Islandora / islandora

Drupal modules for browsing and managing digital repositories.
http://islandora.ca/
GNU General Public License v2.0
154 stars 119 forks source link

[BUG] Endless repeating "Created a version in Fedora for [media name]" #903

Closed alxp closed 1 year ago

alxp commented 1 year ago

Note While I found this bug using ISLE, the apparent behaviour of infinitely reacting to one event seems like a core Islandora problem that should not occur, especially so easily.

What steps does it take to reproduce the issue?

Discovered using ISLE development branch latest commit as of 2022-10-17. Observed on make demo and make starter_dev profiles.

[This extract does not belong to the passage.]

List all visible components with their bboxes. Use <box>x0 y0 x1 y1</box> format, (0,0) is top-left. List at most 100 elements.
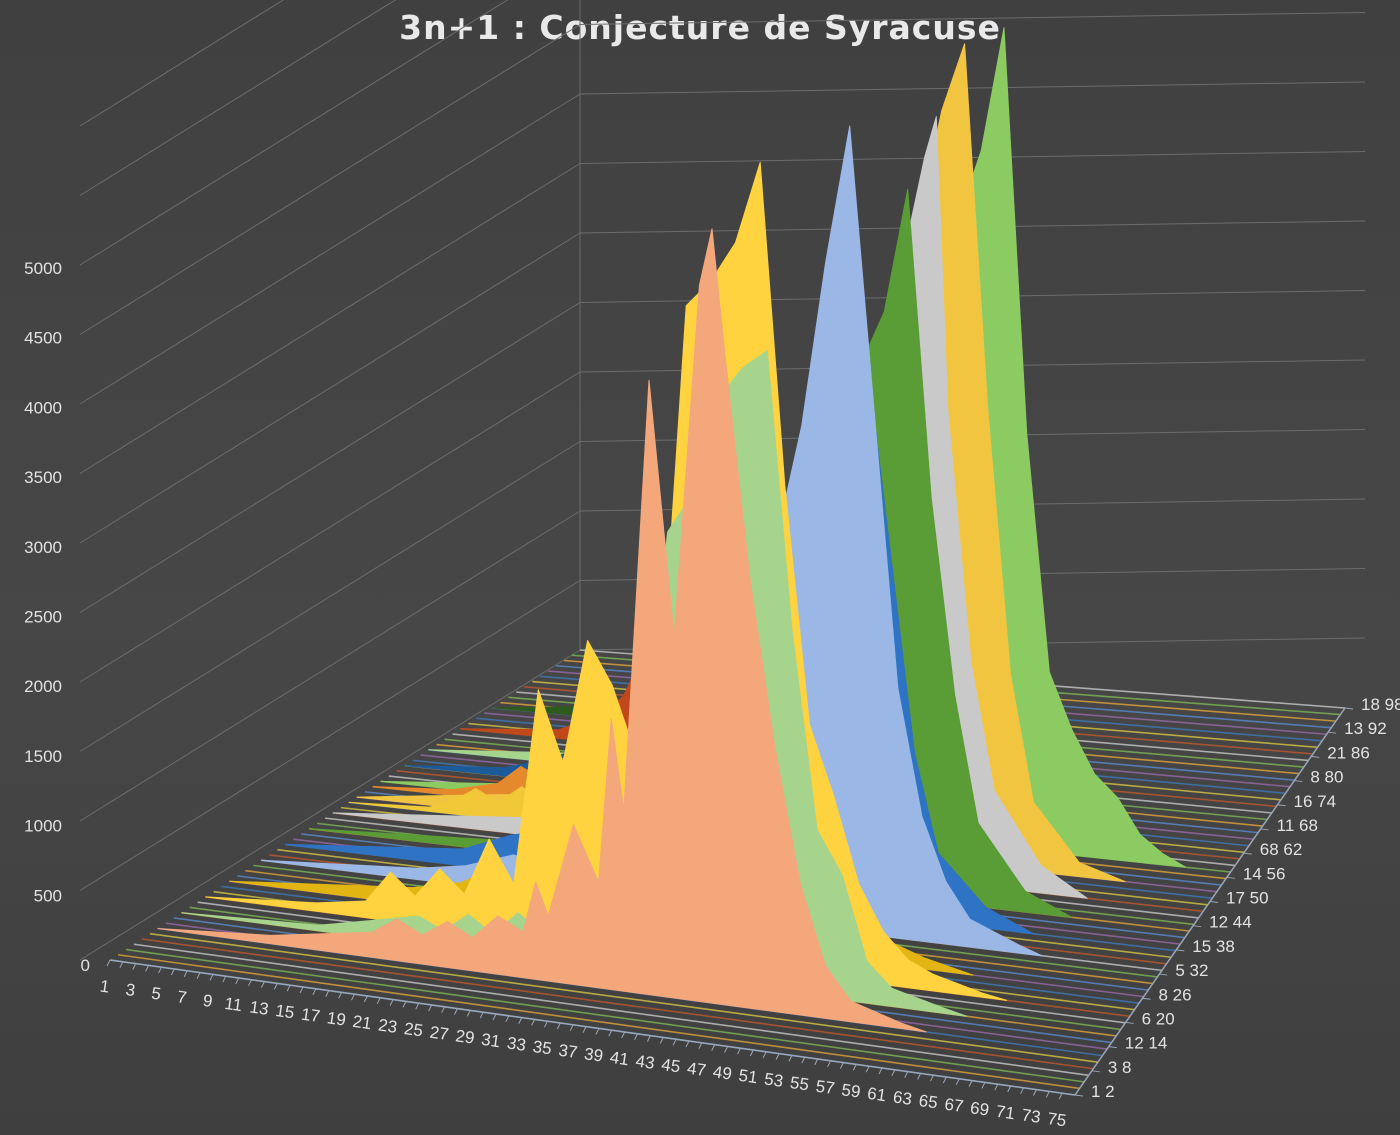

  1. Do a fresh install using make starter_dev of an Isle site.
  2. Go to /node/add/islandora_object and add an object with model Paged Content.
  3. Add another object with model Page and under Relationships set it to be Member Of the node above.
  4. On the Page object, add a media of type File. Upload a JP2 image. (Will test with other files next. - @alxp) Set the Media Use checking both Original File and Service File and save.

Seemingly on paged content + page object combinations.

After adding a media.

Hypercube continually logs entries, Watchdog shows many repeated instances of ""Created a version in Fedora for [media file name]". Fcrepo log continually shows requests for HEAD of the media item. (logs attached.)

logs.zip

User with permission to create Fedora objects.

Expected the site to stop activity once derivatives are generated.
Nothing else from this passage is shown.